Load Balancing Algorithms and Their Impacts on Apache Kafka

Authors: Hung-Chang Hsiao, Chia-Ping Tsai, Zheng-Xian Li, Chao-Heng Lee, Jia-Sheng Chen, Yu-Chen Lai, Jia-Chi Wang, Shao-Chi Li,  Jhih-Cyuan Gao, and Yi-Huan Lee.

Publication: IEEE International Conference on Big Data (IEEE BigData), Dec. 15-28. 2023, Sorrento, Italy (IEEE premier conference on big data)

Abstract:

Apache Kafka is a distributed data streaming platform that is widely adopted in the industry. Producers introduce messages to Kafka server nodes, and consumers fetch interested messages in real time. In Kafka, the loads of nodes that serve streaming traffic may be imbalanced because some traffic is relatively popular, resulting in load imbalance.

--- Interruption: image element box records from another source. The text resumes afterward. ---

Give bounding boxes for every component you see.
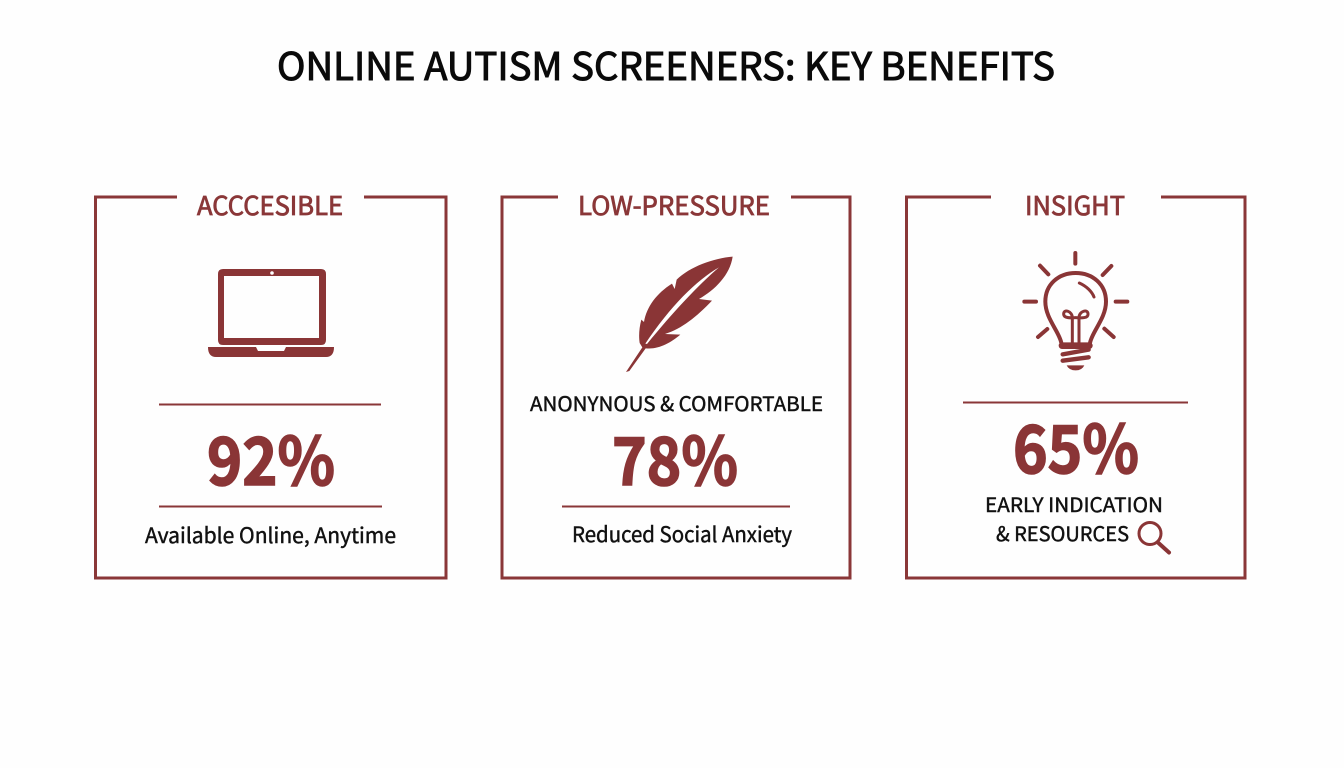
caption: reduced anxiety: Reduced Social Anxiety [572,519,792,549]
panel frame [906,197,1245,578]
caption: early indication and resources [985,489,1163,547]
panel frame [96,197,446,578]
statistic: 65%: 65% [1013,397,1139,493]
title: ONLINE AUTISM SCREENERS: KEY BENEFITS [277,36,1055,91]
heading: low-pressure: LOW-PRESSURE [578,186,770,223]
heading: insight: INSIGHT [1025,186,1125,223]
panel: low-pressure [502,186,850,578]
icon: light bulb [1024,253,1127,370]
caption: early indication and resources: EARLY INDICATION [985,489,1163,518]
panel: insight [906,186,1245,578]
icon: magnifying glass [1139,522,1169,552]
icon: feather [626,257,733,372]
caption: available online: Available Online, Anytime [145,520,396,550]
subheading: anonymous: ANONYNOUS & COMFORTABLE [530,388,823,417]
panel: accessible [96,186,446,578]
caption: early indication and resources: & RESOURCES [996,518,1129,547]
heading: accessible: ACCCESIBLE [197,186,343,223]
icon: laptop [208,269,334,357]
panel frame [502,197,850,578]
statistic: 78%: 78% [612,409,738,505]
statistic: 92%: 92% [207,409,335,505]
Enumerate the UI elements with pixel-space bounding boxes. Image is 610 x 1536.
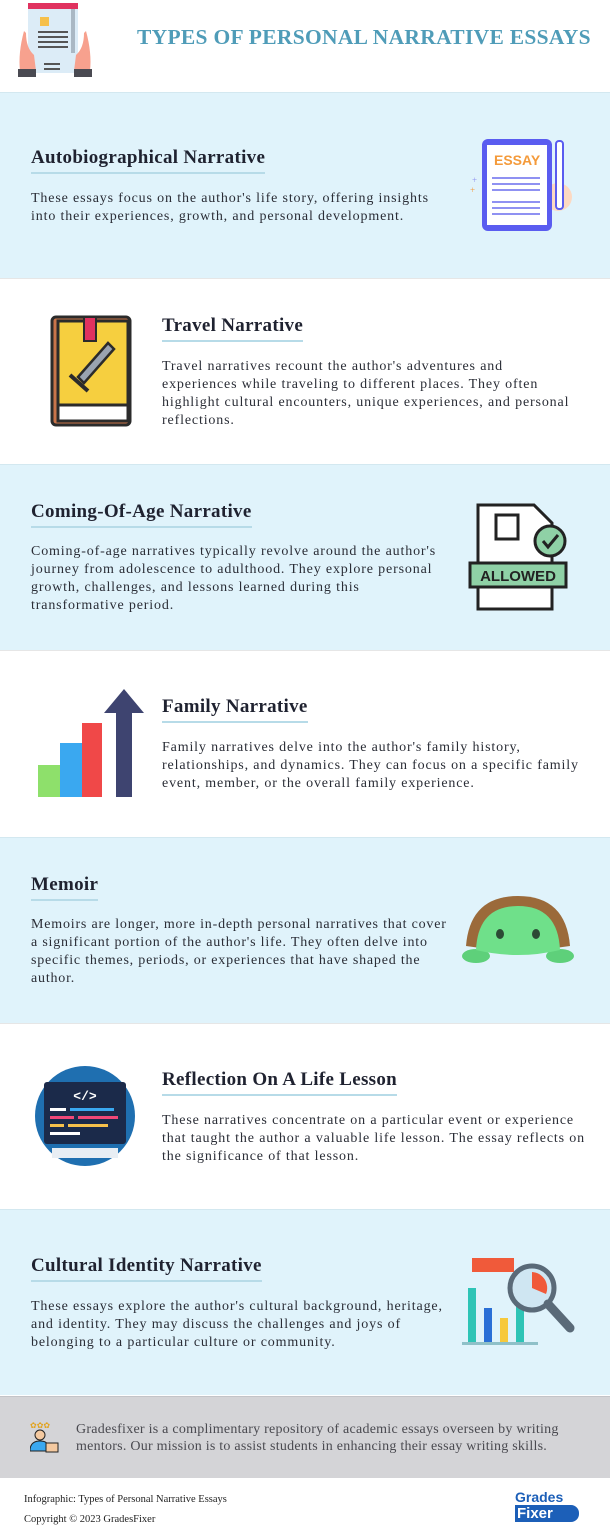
title: TYPES OF PERSONAL NARRATIVE ESSAYS [137,25,591,49]
icon: essay tablet: ESSAY [494,152,541,168]
text block: These essays explore the author's cultural background, heritage, and identity. They may discuss the challenges and joys of belonging to a particular culture or community. [31,1299,443,1350]
icon: hands holding document [18,3,92,77]
icon: chart with magnifier [462,1258,574,1345]
panel: autobiographical [0,92,610,278]
text block: Travel narratives recount the author's adventures and experiences while traveling to different places. They often highlight cultural encounters, unique experiences, and personal reflections. [162,359,569,428]
heading: Reflection On A Life Lesson [162,1069,397,1090]
text block: Gradesfixer is a complimentary repository of academic essays overseen by writing mentors. Our mission is to assist students in enhancing their essay writing skills. [76,1422,559,1454]
icon: code monitor: </> [73,1089,97,1104]
icon: code monitor [35,1066,135,1166]
heading: Memoir [31,874,98,895]
heading: Coming-Of-Age Narrative [31,501,252,522]
heading: Autobiographical Narrative [31,147,265,168]
heading: Family Narrative [162,696,308,717]
icon: thumbs up person: ✿✿✿ [30,1421,50,1430]
logo: Fixer [517,1505,553,1522]
icon: thumbs up person [30,1421,58,1452]
icon: essay tablet [470,139,572,231]
panel: coming of age [0,464,610,650]
bottom credits: Copyright © 2023 GradesFixer [24,1514,155,1525]
panel: family [0,650,610,836]
text block: specific themes, periods, or experiences that have shaped the [31,953,420,968]
heading: Cultural Identity Narrative [31,1255,262,1276]
icon: turtle [462,896,574,963]
icon: bar chart with arrow [38,689,144,797]
text block: These essays focus on the author's life story, offering insights into their experiences, growth, and personal development. [31,191,429,224]
text block: author. [31,971,75,986]
text block: a significant portion of the author's life. They often delve into [31,935,428,950]
panel: reflection [0,1023,610,1209]
icon: book with sword [50,316,132,426]
icon: essay tablet: + [470,185,475,195]
text block: Memoirs are longer, more in-depth personal narratives that cover [31,917,447,932]
panel: travel [0,278,610,464]
icon: essay tablet: + [472,175,477,185]
footer note [0,1396,610,1478]
bottom credits: Infographic: Types of Personal Narrative Essays [24,1494,227,1505]
text block: These narratives concentrate on a particular event or experience that taught the author a valuable life lesson. The essay reflects on the significance of that lesson. [162,1113,585,1164]
logo [515,1489,579,1522]
text block: Coming-of-age narratives typically revolve around the author's journey from adolescence to adulthood. They explore personal growth, challenges, and lessons learned during this transformative period. [31,544,436,613]
heading: Travel Narrative [162,315,303,336]
header [0,0,610,92]
panel: memoir [0,837,610,1023]
text block: Family narratives delve into the author's family history, relationships, and dynamics. They can focus on a specific family event, member, or the overall family experience. [162,740,579,791]
bottom credits [24,1494,227,1525]
icon: allowed document: ALLOWED [480,568,556,585]
icon: allowed document [468,504,568,610]
panel: cultural identity [0,1209,610,1395]
text block [31,917,447,986]
logo: Grades [515,1489,563,1505]
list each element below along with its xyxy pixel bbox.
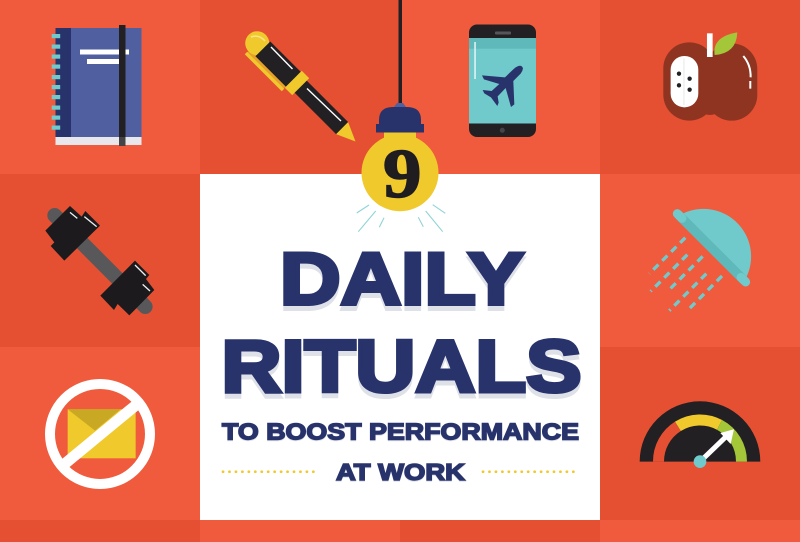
number 9: 9	[383, 136, 422, 213]
icon: apple with bite	[663, 32, 757, 121]
heading: DAILY: DAILY	[280, 239, 524, 320]
icon: fountain pen	[240, 26, 364, 150]
icon: light bulb with number 9	[362, 103, 438, 213]
icon: spiral notebook	[52, 25, 142, 146]
dotted rule: left	[223, 470, 318, 473]
icon: dumbbell	[45, 206, 154, 315]
dotted rule: right	[483, 470, 578, 473]
icon: performance gauge	[640, 401, 760, 468]
icon: shower head	[649, 209, 751, 311]
icon: light rays	[357, 205, 445, 232]
panel: white title card	[200, 174, 600, 520]
subheading: to boost performance: TO BOOST PERFORMANCE	[222, 418, 579, 444]
subheading: at work: AT WORK	[336, 459, 466, 485]
shower water drops	[649, 238, 722, 311]
icon: smartphone with airplane	[469, 24, 536, 137]
icon: crossed-out envelope	[50, 384, 150, 484]
heading: RITUALS: RITUALS	[222, 326, 582, 407]
hanging lamp cord	[398, 0, 402, 104]
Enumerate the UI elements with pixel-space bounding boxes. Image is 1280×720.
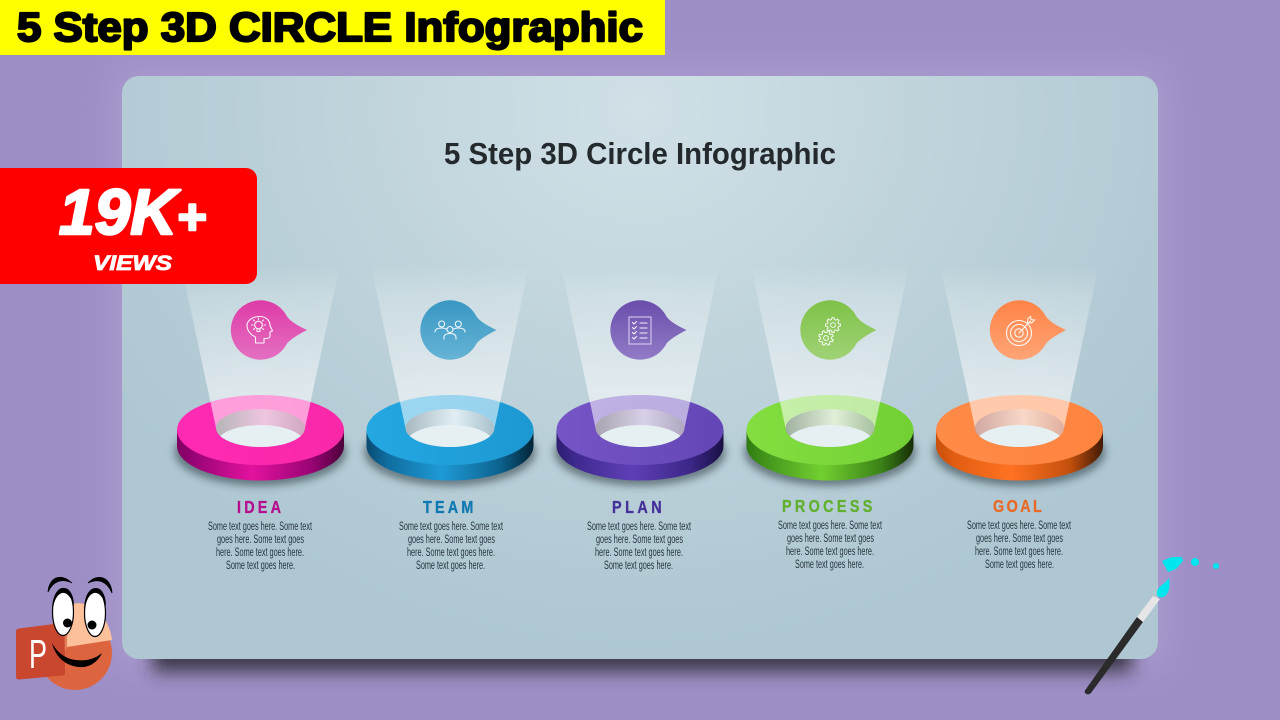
top banner: 5 Step 3D CIRCLE Infographic bbox=[17, 4, 643, 50]
callout with target icon bbox=[990, 300, 1066, 360]
step 1: idea bbox=[174, 265, 346, 572]
heading: 5 Step 3D Circle Infographic bbox=[444, 136, 836, 171]
callout with checklist icon bbox=[610, 300, 686, 360]
body text: goes here. Some text goes bbox=[596, 534, 683, 546]
step 2: team bbox=[364, 265, 536, 572]
disc: orange ring bbox=[934, 265, 1106, 486]
body text bbox=[587, 521, 692, 572]
smile bbox=[52, 643, 102, 667]
disc: green ring bbox=[744, 265, 916, 486]
label: TEAM: TEAM bbox=[423, 498, 473, 517]
views badge: VIEWS bbox=[93, 252, 172, 275]
body text: goes here. Some text goes bbox=[217, 534, 304, 546]
label: PLAN: PLAN bbox=[612, 498, 662, 517]
body text: Some text goes here. Some text bbox=[778, 520, 883, 532]
left eye bbox=[52, 588, 74, 636]
body text: here. Some text goes here. bbox=[407, 547, 495, 559]
disc: blue ring bbox=[364, 265, 536, 486]
card glow bbox=[112, 66, 1168, 669]
step 4: process bbox=[744, 265, 916, 571]
body text bbox=[208, 521, 313, 572]
body text bbox=[778, 520, 883, 571]
body text: here. Some text goes here. bbox=[786, 546, 874, 558]
body text: goes here. Some text goes bbox=[408, 534, 495, 546]
step 5: goal bbox=[934, 265, 1106, 571]
body text: Some text goes here. Some text bbox=[967, 520, 1072, 532]
PowerPoint tile: P bbox=[29, 631, 47, 677]
label: IDEA: IDEA bbox=[237, 498, 281, 517]
body text: here. Some text goes here. bbox=[975, 546, 1063, 558]
callout with brain icon bbox=[231, 300, 307, 360]
body text: Some text goes here. bbox=[795, 559, 864, 571]
mascot: PowerPoint face bbox=[16, 577, 112, 690]
label: PROCESS: PROCESS bbox=[782, 497, 873, 516]
body text: Some text goes here. Some text bbox=[399, 521, 504, 533]
label: GOAL: GOAL bbox=[993, 497, 1042, 516]
views badge: 19K+ bbox=[59, 176, 206, 248]
step 3: plan bbox=[554, 265, 726, 572]
callout with gears icon bbox=[800, 300, 876, 360]
paint brush with splash bbox=[1085, 557, 1219, 694]
body text: goes here. Some text goes bbox=[976, 533, 1063, 545]
callout with team icon bbox=[420, 300, 496, 360]
body text: Some text goes here. Some text bbox=[587, 521, 692, 533]
body text: goes here. Some text goes bbox=[787, 533, 874, 545]
body text bbox=[967, 520, 1072, 571]
body text: Some text goes here. bbox=[416, 560, 485, 572]
body text bbox=[399, 521, 504, 572]
body text: here. Some text goes here. bbox=[595, 547, 683, 559]
card shadow bbox=[152, 636, 1132, 672]
body text: here. Some text goes here. bbox=[216, 547, 304, 559]
body text: Some text goes here. Some text bbox=[208, 521, 313, 533]
right eye bbox=[84, 588, 106, 636]
disc: purple ring bbox=[554, 265, 726, 486]
disc: pink ring bbox=[174, 265, 346, 486]
body text: Some text goes here. bbox=[604, 560, 673, 572]
body text: Some text goes here. bbox=[226, 560, 295, 572]
eyebrows bbox=[48, 577, 112, 593]
body text: Some text goes here. bbox=[985, 559, 1054, 571]
panel: main card bbox=[122, 76, 1158, 659]
views badge bbox=[0, 168, 257, 284]
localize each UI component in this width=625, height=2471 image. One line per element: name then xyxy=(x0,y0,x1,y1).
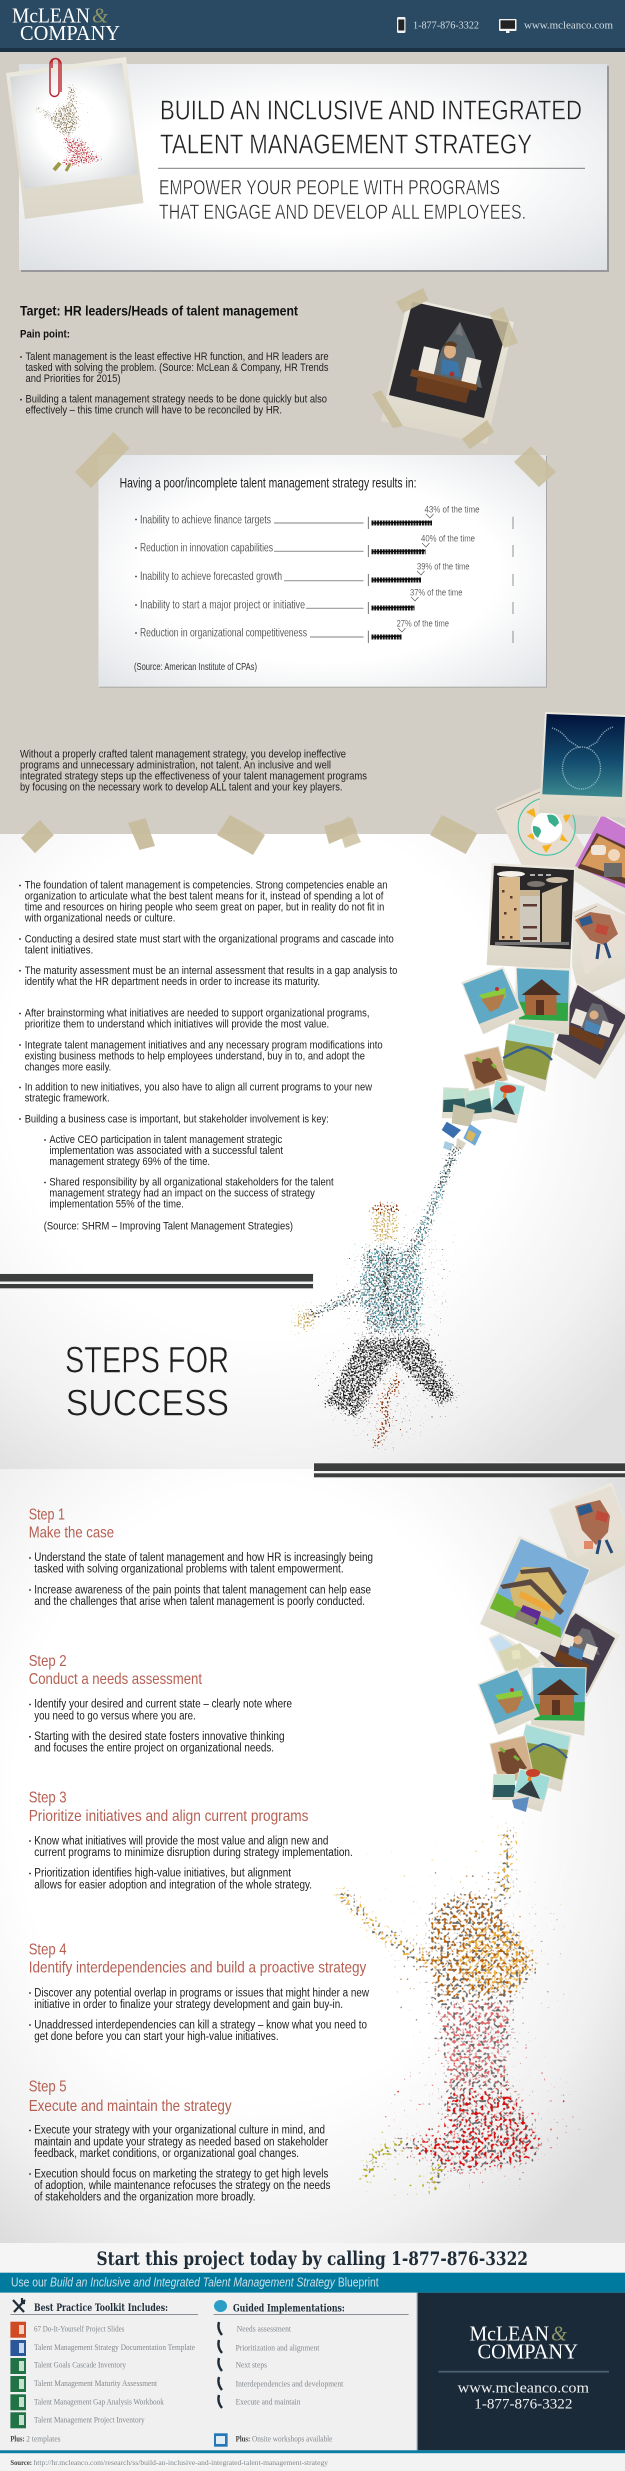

Balancing loads among nodes enables producers and consumers to avoid performance bottleneck, shortening the latencies of sending and receiving their messages and thus improving quality of service. Partitions are the fundamental entities that serve loads in Kafka and are responsible for hosting message payloads Kafka provides a built-in load balancer that addresses load imbalance. The built-in load balancer distributes partitions evenly to the system, which is not designed to deal with load imbalance due to the heterogeneity of loads. The state-of-the-art load balancer released by LinkedIn, namely, Cruise Control (CC), complements the Kafka built-in load balancer. The performance quality of CC is sensitive and highly depends on the ordering of performance metric constraints. We propose Yet Another (YA) load balancer for Kafka, aiming to achieve simplicity and robustness for the average case. We compare YA with the Kafka built-in load balancer and CC in a real cluster environment. Performance results validate our findings and indicate that load balancers based on gathered performance metrics can effectively reduce the end-to-end delay perceived by streaming applications up to a ratio of approximately 20. CC and our proposed load balancer clearly outperform the Kafka built-in load balancer, yet while our proposed load balancer is comparable to CC, it is more robust.